Disclosure statement

No potential conflict of interest was reported by the author(s).

Additional information

Funding

The author(s) reported there is no funding associated with the work featured in this article.

Notes

1. Patel, Lyrical Movements, 83–131.

2. On the censorship of Manto and other progressive ‘Urduphone intellectuals’ during this period, see Waheed, Hidden Histories of Pakistan, 94–151.

3. Manto, “Tin Gole,” 88.

4. Sehbai, “Miraji: The Return of Anima,” 120.

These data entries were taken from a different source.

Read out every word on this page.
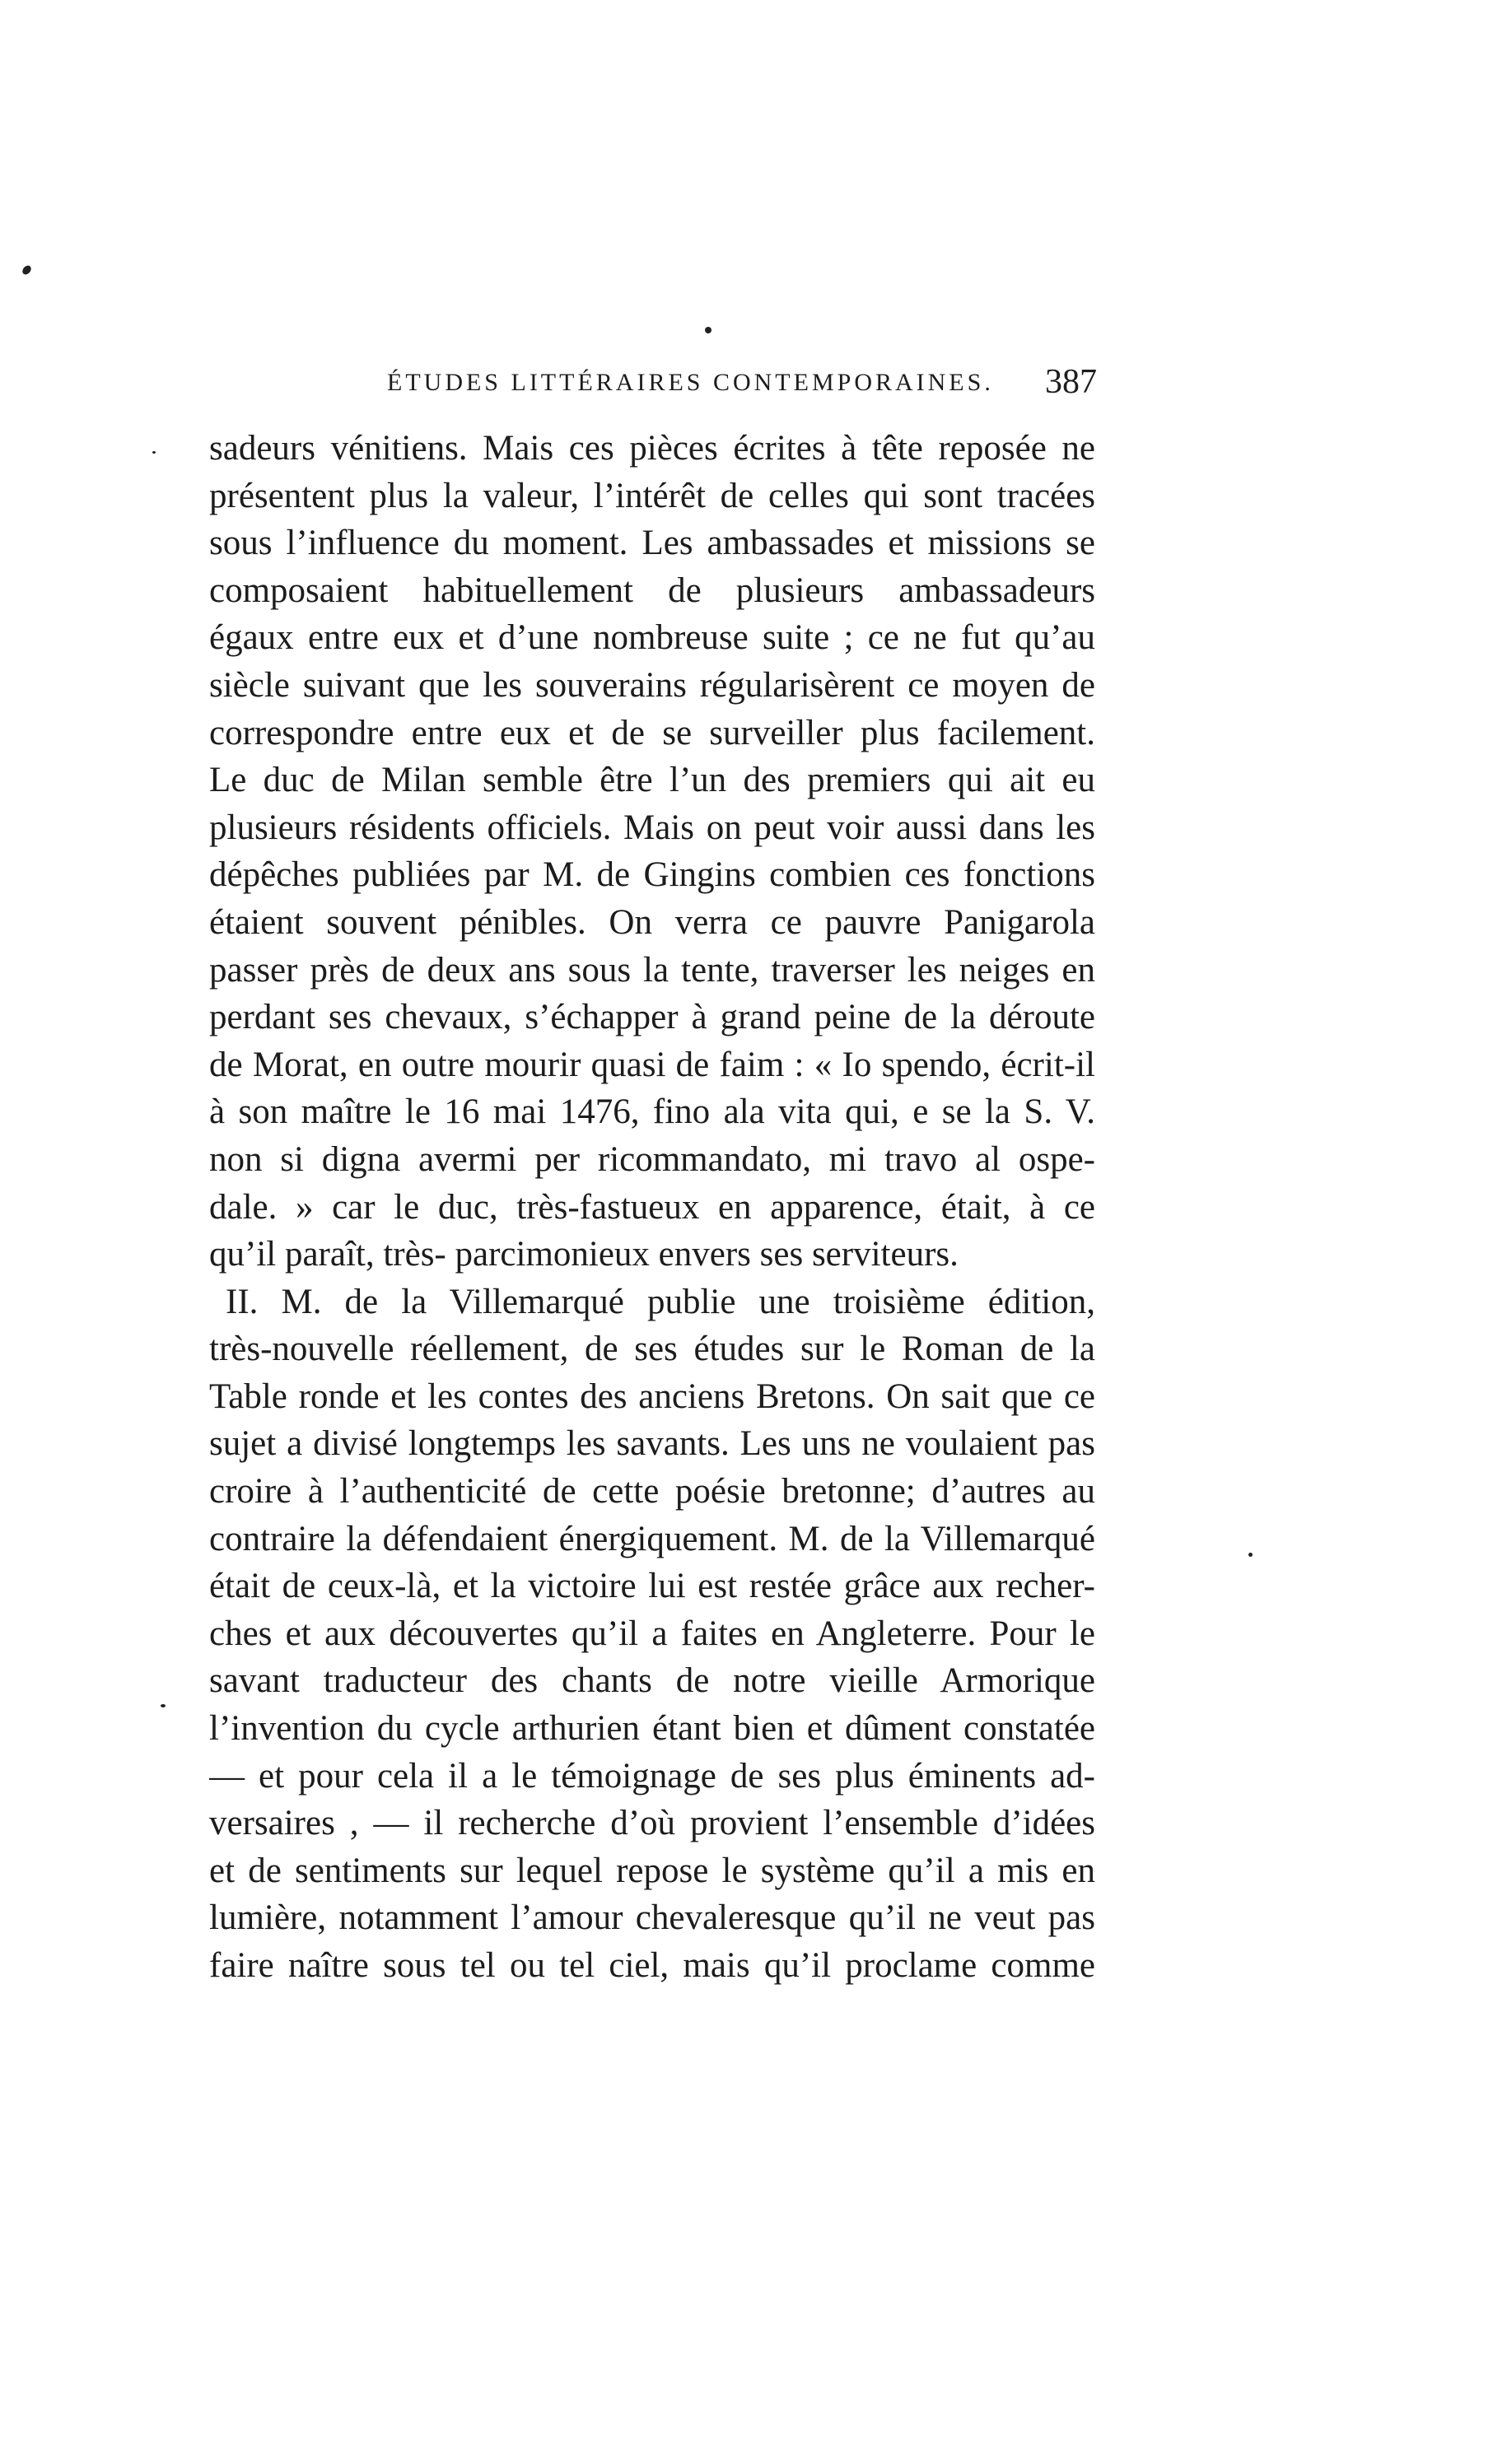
ÉTUDES LITTÉRAIRES CONTEMPORAINES. 387
sadeurs vénitiens. Mais ces pièces écrites à tête reposée ne
présentent plus la valeur, l’intérêt de celles qui sont tracées
sous l’influence du moment. Les ambassades et missions se
composaient habituellement de plusieurs ambassadeurs
égaux entre eux et d’une nombreuse suite ; ce ne fut qu’au
siècle suivant que les souverains régularisèrent ce moyen de
correspondre entre eux et de se surveiller plus facilement.
Le duc de Milan semble être l’un des premiers qui ait eu
plusieurs résidents officiels. Mais on peut voir aussi dans les
dépêches publiées par M. de Gingins combien ces fonctions
étaient souvent pénibles. On verra ce pauvre Panigarola
passer près de deux ans sous la tente, traverser les neiges en
perdant ses chevaux, s’échapper à grand peine de la déroute
de Morat, en outre mourir quasi de faim : « Io spendo, écrit-il
à son maître le 16 mai 1476, fino ala vita qui, e se la S. V.
non si digna avermi per ricommandato, mi travo al ospe-
dale. » car le duc, très-fastueux en apparence, était, à ce
qu’il paraît, très- parcimonieux envers ses serviteurs.
II. M. de la Villemarqué publie une troisième édition,
très-nouvelle réellement, de ses études sur le Roman de la
Table ronde et les contes des anciens Bretons. On sait que ce
sujet a divisé longtemps les savants. Les uns ne voulaient pas
croire à l’authenticité de cette poésie bretonne; d’autres au
contraire la défendaient énergiquement. M. de la Villemarqué
était de ceux-là, et la victoire lui est restée grâce aux recher-
ches et aux découvertes qu’il a faites en Angleterre. Pour le
savant traducteur des chants de notre vieille Armorique
l’invention du cycle arthurien étant bien et dûment constatée
— et pour cela il a le témoignage de ses plus éminents ad-
versaires , — il recherche d’où provient l’ensemble d’idées
et de sentiments sur lequel repose le système qu’il a mis en
lumière, notamment l’amour chevaleresque qu’il ne veut pas
faire naître sous tel ou tel ciel, mais qu’il proclame comme
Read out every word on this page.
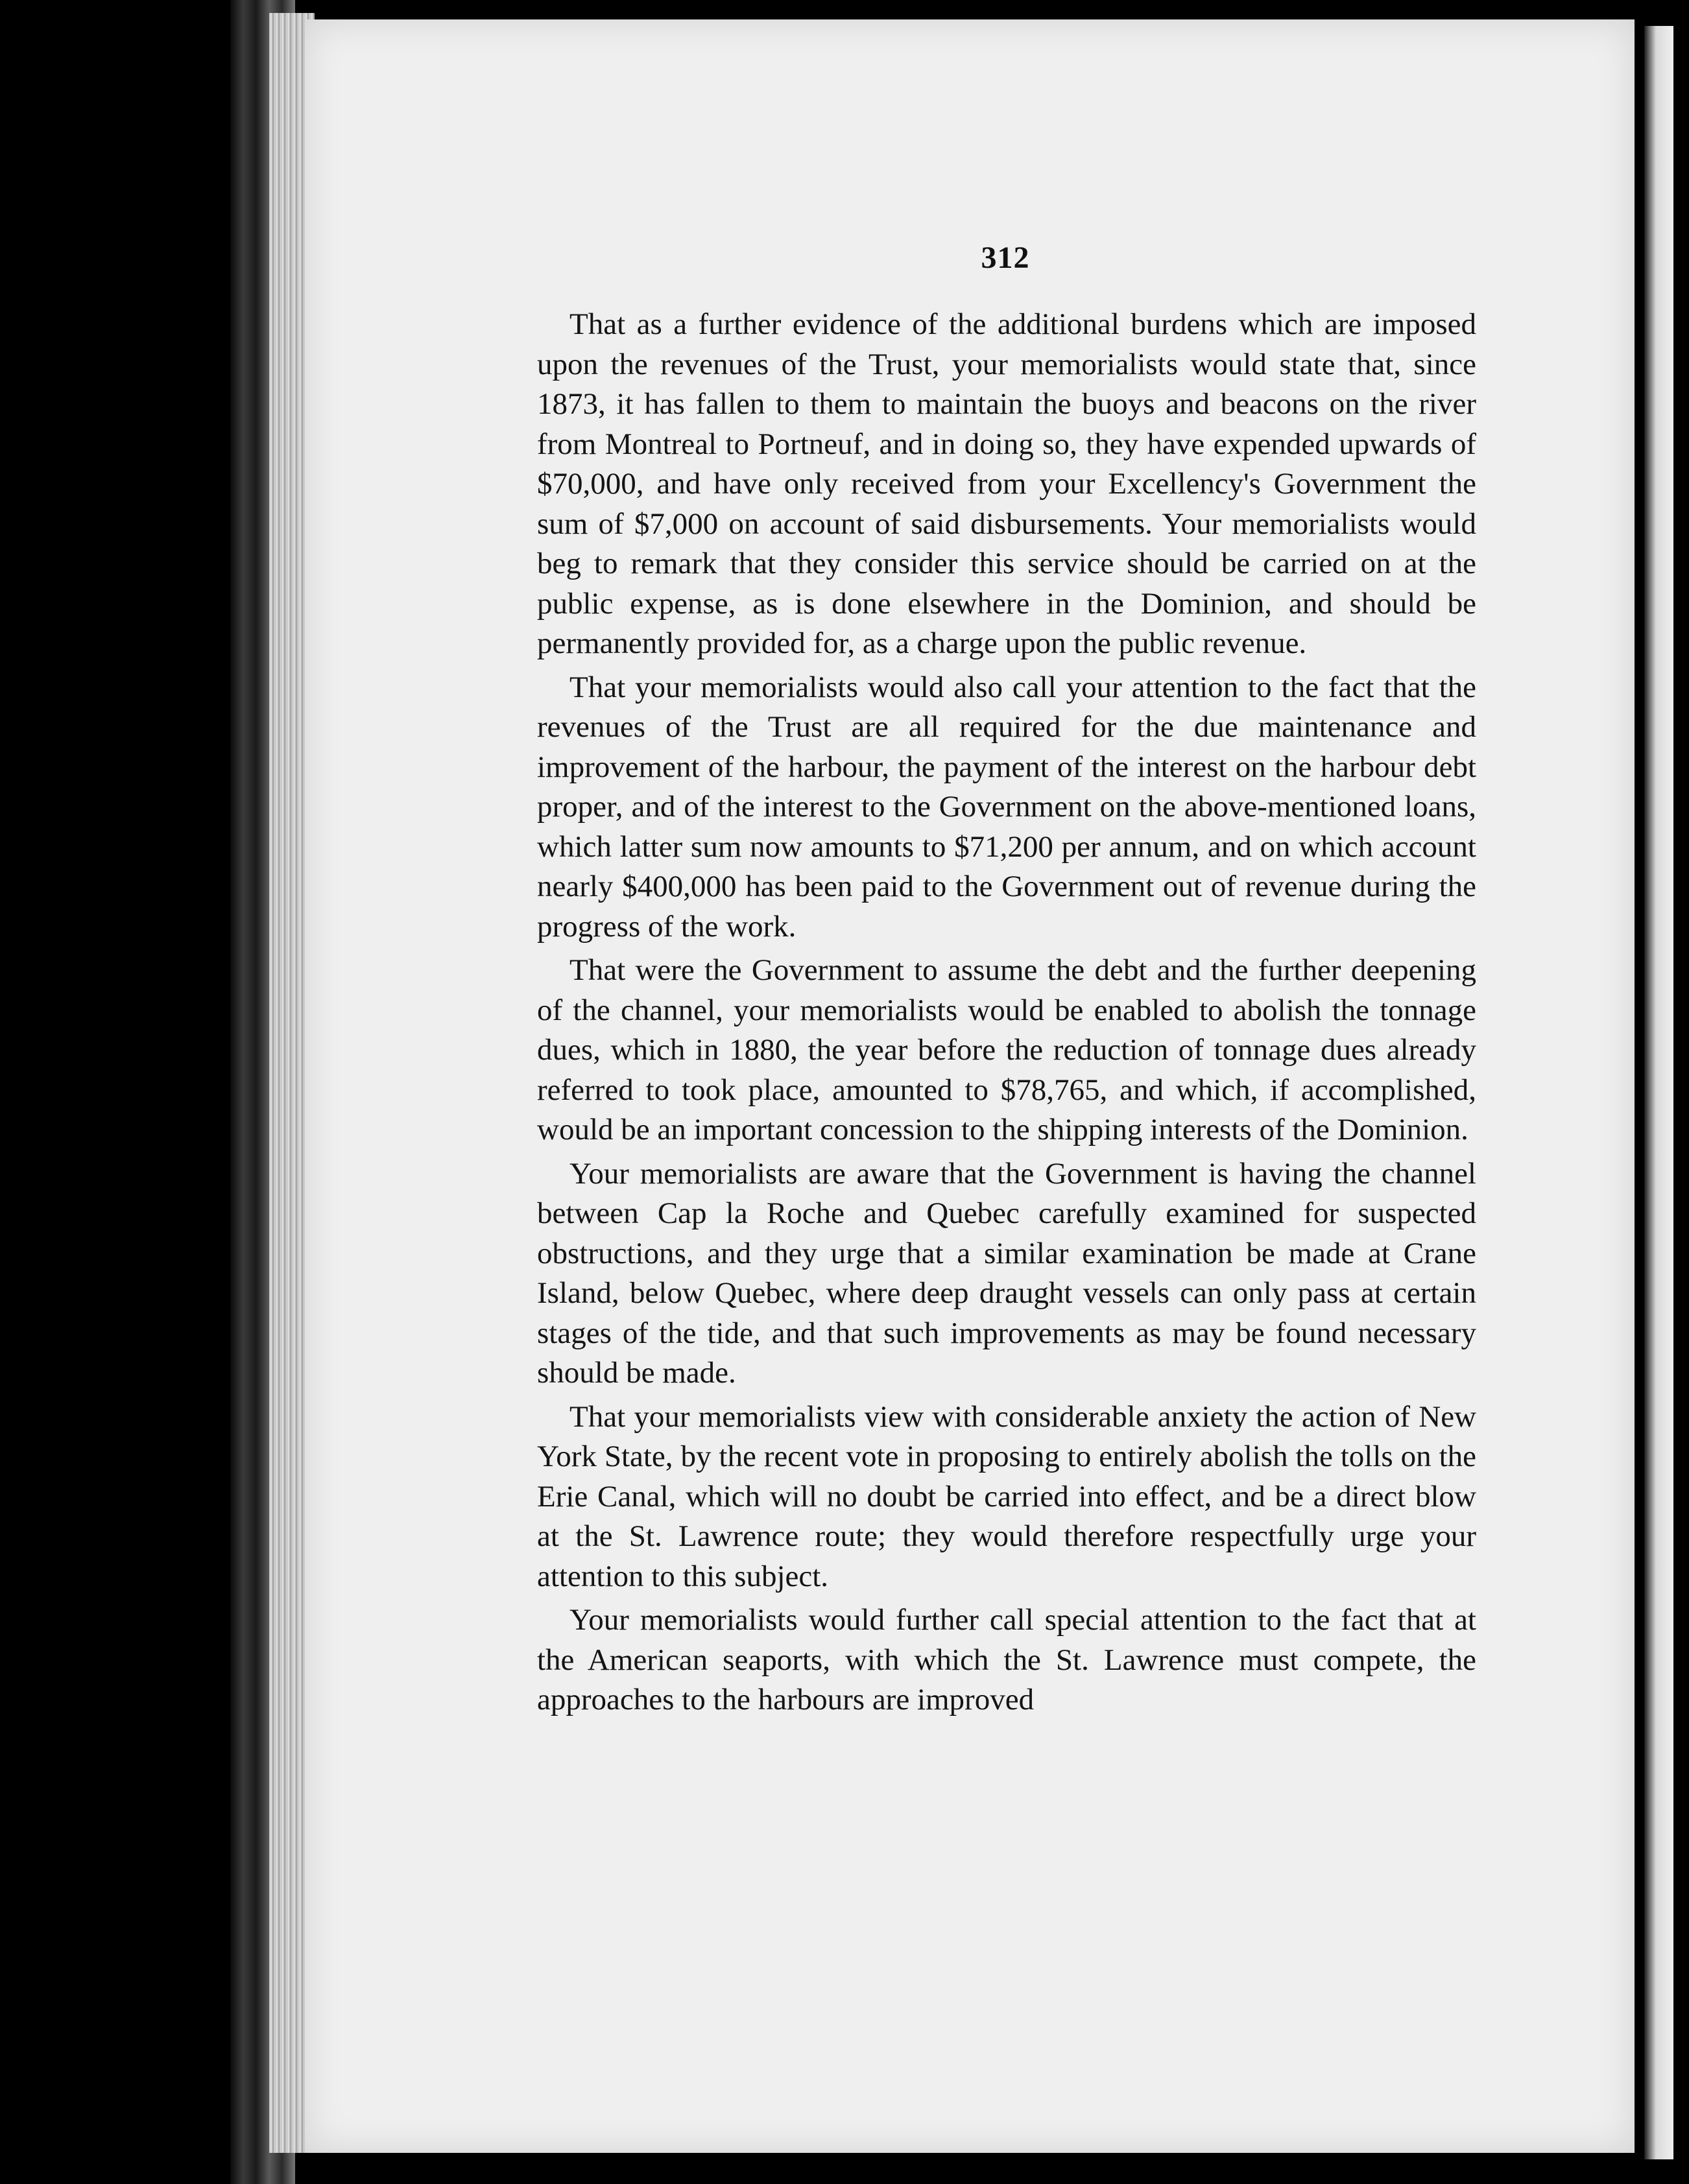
312

That as a further evidence of the additional burdens which are imposed upon the revenues of the Trust, your memorialists would state that, since 1873, it has fallen to them to maintain the buoys and beacons on the river from Montreal to Portneuf, and in doing so, they have expended upwards of $70,000, and have only received from your Excellency's Government the sum of $7,000 on account of said disbursements. Your memorialists would beg to remark that they consider this service should be carried on at the public expense, as is done elsewhere in the Dominion, and should be permanently provided for, as a charge upon the public revenue.

That your memorialists would also call your attention to the fact that the revenues of the Trust are all required for the due maintenance and improvement of the harbour, the payment of the interest on the harbour debt proper, and of the interest to the Government on the above-mentioned loans, which latter sum now amounts to $71,200 per annum, and on which account nearly $400,000 has been paid to the Government out of revenue during the progress of the work.

That were the Government to assume the debt and the further deepening of the channel, your memorialists would be enabled to abolish the tonnage dues, which in 1880, the year before the reduction of tonnage dues already referred to took place, amounted to $78,765, and which, if accomplished, would be an important concession to the shipping interests of the Dominion.

Your memorialists are aware that the Government is having the channel between Cap la Roche and Quebec carefully examined for suspected obstructions, and they urge that a similar examination be made at Crane Island, below Quebec, where deep draught vessels can only pass at certain stages of the tide, and that such improvements as may be found necessary should be made.

That your memorialists view with considerable anxiety the action of New York State, by the recent vote in proposing to entirely abolish the tolls on the Erie Canal, which will no doubt be carried into effect, and be a direct blow at the St. Lawrence route; they would therefore respectfully urge your attention to this subject.

Your memorialists would further call special attention to the fact that at the American seaports, with which the St. Lawrence must compete, the approaches to the harbours are improved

5. Vazir, “Miraji ki ahamiyyat,” 355–6.

6. Miraji, Miraji ki nazmen, 12.

Bibliography

  • Agha, V. “Miraji ki ahamiyyat.” In Miraji: Ek mutāla’ah, edited by J. Jalibi, 355–358. Lahore: Sang-e Meel, 1990.
  • Manto, S. H. “Tin Gole.” In Ganje farishte. Lahore: Maktabah-e jadid, 1952.
  • Miraji, M. S. U. D. Miraji ki nazmen. Lahore: Saqi Book Depot, 1944.
  • Patel, G. Lyrical Movements, Historical Hauntings: On Gender, Colonialism, and Desire in Miraji’s Urdu Poetry. Stanford, CA: Stanford University Press, 2002.
  • Sehbai, S. “Miraji: The Return of Anima.” Pakistani Literature 16, no. 1 (2013): 120–123.
  • Waheed, S. F. Hidden Histories of Pakistan: Censorship, Literature, and Secular Nationalism in Late Colonial India. New York: Cambridge University Press, 2022.